Улыбка Хартсхорна застыла, будто навсегда отпечатываясь у него на лице.
– Спокойного вам сна, мистер Костнер, – произнес владелец отеля.
Во сне она явилась ему. Длинные гладкие бедра и нежный золотистый пушок на руках; глубокие, как прошлое, голубые глаза, изумительно переливающиеся, будто лиловатые паутинки; упругое тело – восхитительное тело Женщины на все времена. Мэгги пришла к нему.
"Здравствуй. Долго же я скиталась".
– Кто ты? – растерянно спросил Костнер. Он стоял на студеной равнине или то было плоскогорье? Ветер кружился вокруг них – или только вокруг него одного? Она была само совершенство, он ясно ее видел или все же сквозь дымку? Голос ее был глубок и звучен или легок и нежен, будто ночной жасмин?

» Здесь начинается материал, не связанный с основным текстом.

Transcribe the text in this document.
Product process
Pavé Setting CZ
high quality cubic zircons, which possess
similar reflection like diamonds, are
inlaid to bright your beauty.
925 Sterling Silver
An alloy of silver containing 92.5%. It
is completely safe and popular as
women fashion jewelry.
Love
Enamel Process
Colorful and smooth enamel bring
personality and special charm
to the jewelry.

"Я Мэгги. Я люблю тебя. Я тебя ждала".
– У тебя голубые глаза.
"Да". – С любовью.
– Ты очень красива.
"Спасибо". – Радостно, по-женски.
– Но почему я? Почему это случилось со мной? Ты та самая девушка, которая… ну, та, больная… та, которая?.
"Я Мэгги. Я выбрала тебя, потому что нужна тебе. Тебе уже очень давно кто-то нужен".
Тут Костнеру все и открылось. Прошлое развернулось перед ним, и он увидел, каким он был. Увидел себя в одиночестве. Всегда в одиночестве. Увидел себя ребенком, отпрыском добрых, отзывчивых родителей, не имевших ни малейшего понятия, кто он, кем хочет быть, где лежат его дарования. Так что еще подростком он сбежал из дому – и с тех пор всегда был один, всегда в пути. Годы и месяцы, дни и часы – и никого рядом. Только случайные привязанности, основанные на пище, сексе или надуманной общности. Но никого, кому можно было бы хранить верность и безраздельно принадлежать. Так продолжалось до Сюзи, а с ней он узнал свет. Ему открылись запахи и ароматы той Весны, что всегда лежала за порогом. Он смеялся, смеялся от души и знал, что с Сюэи все наконец-то будет хорошо. И он вручил ей всего себя, открыл ей всё – все свои надежды, все тайные помыслы, все нежные мечтания. А она приняла их, приняла его, приняла все как есть – тогда он впервые узнал, что значит обрести домашний очаг, найти прибежище в чьем-то сердце. Все это оказалось теми самыми глупостями и нежностями, которые он осмеивал у других, но для него… для него они были тогда овеяны дыханием подлинного чуда.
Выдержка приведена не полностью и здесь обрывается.